ST506/412
Interface In the early
years of computers (1978-1983) IBM decided to rely on industry standard
interfaces for their systems. Consequently, the ST506/412 interface was
one of the first interfaces used for the IBM-XT computer system.
First introduced in 1980 by
Seagate Technologies, the ST506/412 was first used in the ST506 drive.
This drive was a full height, 5-1/4 inch case with a formatted capasity of
5 MB. By today's standard ST506 drive was an antique dinosour.
- In 1981 Seagate developed the
ST-412 drive which added a feature called "buffered seek" to the
interface. The ST-412 had a total formatted capasity of 10MB.
- In 1983 IBM added "ROM BIOS
Support" to the ST506/412 interface for the then current XT systems.
Motherboards at that time had no support for hard drives.
- Also in 1983, When IBM
introduced the AT style computer system, ST506/412 support was added to
the ROM BIOS located on the motherboard. Since then, any system that is
compatabe with IBM systems, has an enhanced version ST506/412 interface
built into the motherboard ROM BIOS.
Characteristics of
this interface are:
Encoding - Encoding was done on a separate
controller Card.
- MFM Coding - The original encoding scheme or
method was Modified Frequency Modulation or known as (MFM). This method
packed data on a disk rather loosely which allowed a disk size of 5 to
100 MB. This method looks at data on a disk one bit at a time. The data
transfer rate of the ST506 with MFM is 625K bytes per second.
- RLL Coding- As the size of programs increased the
need for larger drives became apparent. A new encoding scheme called Run
Length Limited was developed which packed data on a disk much tighter.
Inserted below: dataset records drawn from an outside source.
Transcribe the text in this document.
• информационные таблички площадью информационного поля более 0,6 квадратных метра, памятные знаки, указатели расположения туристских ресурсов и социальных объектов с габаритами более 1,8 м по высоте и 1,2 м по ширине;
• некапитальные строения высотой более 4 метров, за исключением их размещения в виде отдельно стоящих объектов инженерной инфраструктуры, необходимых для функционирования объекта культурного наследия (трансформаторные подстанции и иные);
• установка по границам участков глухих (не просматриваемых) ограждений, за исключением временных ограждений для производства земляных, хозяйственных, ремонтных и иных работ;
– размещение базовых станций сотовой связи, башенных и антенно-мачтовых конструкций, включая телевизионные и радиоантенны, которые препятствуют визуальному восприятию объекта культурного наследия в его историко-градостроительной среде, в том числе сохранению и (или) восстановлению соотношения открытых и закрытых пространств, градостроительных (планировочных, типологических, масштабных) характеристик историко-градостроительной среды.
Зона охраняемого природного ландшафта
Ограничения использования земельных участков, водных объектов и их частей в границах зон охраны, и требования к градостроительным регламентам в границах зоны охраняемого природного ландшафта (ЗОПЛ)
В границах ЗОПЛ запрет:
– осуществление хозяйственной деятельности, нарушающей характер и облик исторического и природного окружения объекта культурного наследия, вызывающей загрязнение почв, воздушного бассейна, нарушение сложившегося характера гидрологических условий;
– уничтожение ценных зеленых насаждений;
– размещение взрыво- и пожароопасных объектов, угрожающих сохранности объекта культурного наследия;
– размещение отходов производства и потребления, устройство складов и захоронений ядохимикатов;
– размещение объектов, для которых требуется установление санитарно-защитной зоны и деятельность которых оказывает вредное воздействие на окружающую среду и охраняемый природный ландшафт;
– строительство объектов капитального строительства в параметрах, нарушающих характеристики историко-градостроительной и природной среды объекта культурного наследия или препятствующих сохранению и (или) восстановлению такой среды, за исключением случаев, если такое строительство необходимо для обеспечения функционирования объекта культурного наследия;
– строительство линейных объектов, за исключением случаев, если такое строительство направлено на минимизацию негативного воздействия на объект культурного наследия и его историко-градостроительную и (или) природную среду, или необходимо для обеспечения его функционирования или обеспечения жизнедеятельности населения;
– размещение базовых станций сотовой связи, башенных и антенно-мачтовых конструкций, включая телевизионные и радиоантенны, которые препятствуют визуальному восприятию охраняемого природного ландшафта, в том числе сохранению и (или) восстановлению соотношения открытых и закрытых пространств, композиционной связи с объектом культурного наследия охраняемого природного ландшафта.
The chief difference between MFM and RLL is that the RLL method looked
at data in 16 bit chunks. This allowed a kind of compression that
allowed about 50% more data on a disk.
The problem is that with the RLL method, you need a higher grade
media (disk surface) and the timing is more critical. The data transfer
rate of the ST506 with RLL is 937K bytes per second. The RLL method is
still in use today on ESDI,SCSI, and IDE drives.
Cables and Connectors
- Drive Select Jumpers - are located on the hard drive circuit
card and are numbered 0-3 or 1-4. If two drives are installed in
the system, and a twisted cable is used. I a two disk system both drives
should have a jumper for the second drive select. This will be
either pin 1 or pin 2 depending on how the jumper block is
labeled.
- One 20 pin data cable is
required for each drive.
- Terminating Resisters - The drive at the end of the data
cable (Drive C:) should have the termination resister installed. (This
is at the end of the daisy chain) The second drive should have the
resister removed.
- Cables - Two drives are connected to a single
controller card through 2-3 cables. A single 34 pin controller cable is
used by both drives. Some connectors are keyed on the end where they
connect to the controller card. The drive control signals are reversed
in the cable by twisting five of the wires between the drive connectors.
(Simular to Floppy Disk Cables except floppy cables have 7 twisted
wires)
Reference
For a complete description of the ST506/412 interface and
complete configuration and installation instructions see "Upgrading and
Repairing PCs" (Fifth edition) by Scott Mueller, Chapter 15,"Hard Disk
Interfaces" (ISBN 0-7897-0321-1) $49.99.